The Keith’s in Fairhaven MA at 356 Main St. was included in the MGM Theatre Photograph and Report project, but the photo was not taken until July 1950, 9 years after most of the other project photos were taken. And the Report form was only partially filled out. The photo shows an entrance at the left end of a 2-story business block. There is a triangle marquee with only “Keith’s” on it, no room for attractions to be posted. The Report states that the theatre has been showing MGM product for 3 years, but no other info was included.

hkbf23
hkbf23 on October 3, 2007 at 8:05 am

My children and I went to the Bijou regularly. I loved the intimate feel of this theater. Every seat was a comfy one, with a good sightline to the screen. The popcorn was excellent and inexpensive. There was a pizza place close by so pizza and a movie was easy and fun. My daughter and I saw Gladiator there 12 times. Yes, 12 times. We were so sad to see the Bijou close, and I still miss it.

kencmcintyre
kencmcintyre on January 16, 2009 at 6:48 pm

The building is for sale at $375,000:
http://tinyurl.com/7lv4ub

rsalters (Ron Salters)
rsalters (Ron Salters) on November 15, 2010 at 11:19 am

There is one movie theater listed under Fairhaven MA in the 1927 Film Daily Yearbook, the Princess with 800 seats, open 6 days/week.

AlanHemenway
AlanHemenway on May 31, 2011 at 2:48 pm

My father, Gilbert Hemenway, was a projectionist and he worked at the Keith and at many of the New Bedford area theaters, starting at the Allen Theater where he and his brother George were trained by their brother Floyd to be projectionists. In those days you had to study electronics and get a license to be a projectionist. Union contracts specified a 2-man booth, as the projection rooms were called. My father started as a ticket-taker and usher and thats how he met my mother.

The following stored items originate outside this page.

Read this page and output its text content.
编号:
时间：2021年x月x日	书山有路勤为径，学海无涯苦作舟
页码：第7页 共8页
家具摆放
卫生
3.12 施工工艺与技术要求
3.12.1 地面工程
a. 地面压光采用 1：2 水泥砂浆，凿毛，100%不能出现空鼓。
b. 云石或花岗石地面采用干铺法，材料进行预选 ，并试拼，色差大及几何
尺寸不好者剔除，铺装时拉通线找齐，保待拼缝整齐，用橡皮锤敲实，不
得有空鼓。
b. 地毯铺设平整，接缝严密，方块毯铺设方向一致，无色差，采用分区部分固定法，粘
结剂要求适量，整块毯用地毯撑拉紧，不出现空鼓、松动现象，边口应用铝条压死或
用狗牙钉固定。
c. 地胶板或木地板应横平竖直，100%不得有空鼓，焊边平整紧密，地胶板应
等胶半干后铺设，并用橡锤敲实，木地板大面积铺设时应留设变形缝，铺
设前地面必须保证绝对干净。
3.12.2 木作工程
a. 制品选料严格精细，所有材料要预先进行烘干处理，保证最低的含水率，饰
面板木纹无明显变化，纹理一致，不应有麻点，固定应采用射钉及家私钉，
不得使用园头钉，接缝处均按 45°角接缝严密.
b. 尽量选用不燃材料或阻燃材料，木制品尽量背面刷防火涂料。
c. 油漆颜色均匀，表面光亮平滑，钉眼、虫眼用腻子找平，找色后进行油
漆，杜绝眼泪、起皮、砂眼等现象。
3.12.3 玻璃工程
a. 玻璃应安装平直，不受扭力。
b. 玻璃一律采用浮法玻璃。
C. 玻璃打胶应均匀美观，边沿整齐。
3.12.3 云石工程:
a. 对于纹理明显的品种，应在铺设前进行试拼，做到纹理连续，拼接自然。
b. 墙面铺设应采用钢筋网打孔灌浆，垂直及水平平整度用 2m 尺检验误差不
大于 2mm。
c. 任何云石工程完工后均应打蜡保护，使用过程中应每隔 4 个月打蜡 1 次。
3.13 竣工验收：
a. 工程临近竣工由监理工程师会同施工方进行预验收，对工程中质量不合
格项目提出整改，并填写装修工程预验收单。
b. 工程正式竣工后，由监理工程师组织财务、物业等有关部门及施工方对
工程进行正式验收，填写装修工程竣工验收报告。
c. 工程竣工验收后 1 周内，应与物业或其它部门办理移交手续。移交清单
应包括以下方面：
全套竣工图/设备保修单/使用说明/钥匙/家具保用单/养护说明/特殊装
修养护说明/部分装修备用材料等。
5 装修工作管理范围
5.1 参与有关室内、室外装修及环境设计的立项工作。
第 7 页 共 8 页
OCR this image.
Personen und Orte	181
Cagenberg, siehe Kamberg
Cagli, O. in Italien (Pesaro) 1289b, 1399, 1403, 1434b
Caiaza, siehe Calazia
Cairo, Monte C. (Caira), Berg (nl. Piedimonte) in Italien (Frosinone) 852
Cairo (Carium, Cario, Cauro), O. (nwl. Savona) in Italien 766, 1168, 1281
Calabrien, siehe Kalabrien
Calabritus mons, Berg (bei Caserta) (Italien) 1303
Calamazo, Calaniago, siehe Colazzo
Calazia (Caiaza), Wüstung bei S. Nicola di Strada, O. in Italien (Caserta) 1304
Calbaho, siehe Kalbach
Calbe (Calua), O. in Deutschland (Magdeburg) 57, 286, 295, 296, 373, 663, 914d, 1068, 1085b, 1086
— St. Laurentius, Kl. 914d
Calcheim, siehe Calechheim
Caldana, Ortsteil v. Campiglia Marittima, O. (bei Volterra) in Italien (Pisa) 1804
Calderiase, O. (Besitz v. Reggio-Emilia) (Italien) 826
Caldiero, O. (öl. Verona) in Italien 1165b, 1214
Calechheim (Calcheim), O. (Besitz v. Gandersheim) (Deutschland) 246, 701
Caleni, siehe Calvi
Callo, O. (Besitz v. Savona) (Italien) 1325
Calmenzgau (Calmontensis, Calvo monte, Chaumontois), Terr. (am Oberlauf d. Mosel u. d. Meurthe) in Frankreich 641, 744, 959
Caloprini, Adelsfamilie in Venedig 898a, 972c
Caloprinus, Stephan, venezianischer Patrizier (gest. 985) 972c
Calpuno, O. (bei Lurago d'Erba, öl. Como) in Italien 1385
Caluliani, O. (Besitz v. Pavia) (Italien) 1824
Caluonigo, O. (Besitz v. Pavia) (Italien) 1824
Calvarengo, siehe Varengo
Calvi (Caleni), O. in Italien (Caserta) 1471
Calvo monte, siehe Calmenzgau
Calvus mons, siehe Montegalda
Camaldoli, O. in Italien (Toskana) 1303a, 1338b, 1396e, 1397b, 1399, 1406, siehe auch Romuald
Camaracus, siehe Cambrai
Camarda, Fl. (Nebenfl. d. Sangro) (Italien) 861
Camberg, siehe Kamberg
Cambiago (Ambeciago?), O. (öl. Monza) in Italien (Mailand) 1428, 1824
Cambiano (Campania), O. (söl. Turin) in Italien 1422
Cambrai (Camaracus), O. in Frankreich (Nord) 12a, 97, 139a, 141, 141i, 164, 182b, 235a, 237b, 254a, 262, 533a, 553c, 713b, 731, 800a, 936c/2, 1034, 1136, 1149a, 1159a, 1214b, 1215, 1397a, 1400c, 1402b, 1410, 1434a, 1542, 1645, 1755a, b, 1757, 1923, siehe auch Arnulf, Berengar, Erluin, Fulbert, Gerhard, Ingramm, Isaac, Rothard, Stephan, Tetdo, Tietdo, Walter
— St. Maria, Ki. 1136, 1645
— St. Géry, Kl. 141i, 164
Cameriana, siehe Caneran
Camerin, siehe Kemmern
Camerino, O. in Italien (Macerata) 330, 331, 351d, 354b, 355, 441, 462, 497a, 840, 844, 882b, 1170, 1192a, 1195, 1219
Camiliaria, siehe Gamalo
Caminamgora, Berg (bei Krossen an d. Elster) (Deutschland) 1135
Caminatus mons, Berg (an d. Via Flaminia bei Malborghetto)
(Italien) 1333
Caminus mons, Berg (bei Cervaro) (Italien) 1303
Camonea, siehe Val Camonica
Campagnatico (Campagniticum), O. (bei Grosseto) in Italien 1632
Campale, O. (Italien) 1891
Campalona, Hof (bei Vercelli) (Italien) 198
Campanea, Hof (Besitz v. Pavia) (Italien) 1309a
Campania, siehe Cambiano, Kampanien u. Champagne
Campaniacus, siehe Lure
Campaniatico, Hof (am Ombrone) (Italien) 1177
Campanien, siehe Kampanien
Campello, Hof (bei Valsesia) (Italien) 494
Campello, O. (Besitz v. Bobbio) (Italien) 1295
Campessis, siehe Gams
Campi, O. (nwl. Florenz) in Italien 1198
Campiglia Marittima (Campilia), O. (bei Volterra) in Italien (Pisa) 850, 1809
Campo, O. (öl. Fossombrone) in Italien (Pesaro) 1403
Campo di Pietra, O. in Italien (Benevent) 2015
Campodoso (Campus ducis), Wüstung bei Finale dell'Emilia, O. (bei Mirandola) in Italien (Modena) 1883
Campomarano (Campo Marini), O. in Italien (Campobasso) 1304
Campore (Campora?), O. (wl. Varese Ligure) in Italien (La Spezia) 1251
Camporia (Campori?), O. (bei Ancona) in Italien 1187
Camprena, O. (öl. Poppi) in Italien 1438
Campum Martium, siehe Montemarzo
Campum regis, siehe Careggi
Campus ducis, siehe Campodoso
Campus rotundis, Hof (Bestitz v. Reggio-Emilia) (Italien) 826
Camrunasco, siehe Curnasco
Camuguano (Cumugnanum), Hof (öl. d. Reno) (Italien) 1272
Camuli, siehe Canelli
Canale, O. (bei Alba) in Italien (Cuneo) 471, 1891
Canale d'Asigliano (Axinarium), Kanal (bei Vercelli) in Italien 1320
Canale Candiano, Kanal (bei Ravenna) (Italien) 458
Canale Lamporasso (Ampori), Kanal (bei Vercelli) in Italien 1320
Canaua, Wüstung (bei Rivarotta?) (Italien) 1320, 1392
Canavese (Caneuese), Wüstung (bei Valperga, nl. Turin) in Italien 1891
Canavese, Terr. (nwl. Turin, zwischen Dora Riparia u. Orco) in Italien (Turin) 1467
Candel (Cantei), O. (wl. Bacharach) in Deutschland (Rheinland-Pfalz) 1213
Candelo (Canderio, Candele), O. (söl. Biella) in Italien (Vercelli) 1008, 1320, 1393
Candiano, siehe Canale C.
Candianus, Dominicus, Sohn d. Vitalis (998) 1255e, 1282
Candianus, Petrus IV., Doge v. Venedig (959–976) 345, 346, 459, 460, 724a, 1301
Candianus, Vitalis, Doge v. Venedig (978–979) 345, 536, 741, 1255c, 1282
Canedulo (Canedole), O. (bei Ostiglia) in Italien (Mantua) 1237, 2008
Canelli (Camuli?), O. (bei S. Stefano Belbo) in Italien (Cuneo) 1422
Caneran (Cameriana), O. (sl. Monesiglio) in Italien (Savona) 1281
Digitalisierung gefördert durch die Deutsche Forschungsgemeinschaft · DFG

In New Bedford he worked at the Empire, Capitol, New Bedford, Orpheum, Dartmouth Drive-In, and Fairhaven Drive-In. In Fall River it was the Plaza and the Embassy – and there was the Newport Theater in RI. In about 1948 when I was about 5 year old, my mother and I would go with my father to the Dartmouth Drive-In in our Chevy Coupe and I would sleep on the shelf in the back. I miss all those theaters. Before I was born my father worked other theaters. I think they were the Bailey Square (Arcade) in New Bedford and the Keith in North Fairhaven.

With television causing theaters to go dark, my father was squeezed out of the theaters in New Bedford and found some work with the Fall River Local. When the Fairhaven Drive-In opened, there wasnt a speaker in the projection booth so that the projectionist could hear the sound track. My father took a ramp speaker and ran a wire up along the ceiling and to the big amplifier. In 1990 I went to that booth 35+ years later and noticed his speaker. I now have it, as a momento of my father. I was amazed at the equipment that was still not vandalized. The same with the Dartmouth Drive-In and the Westport Drive-In. I took the reel of film that they played to announce intermission time and the last carbon arcs out of the projectors due to my sentimentality.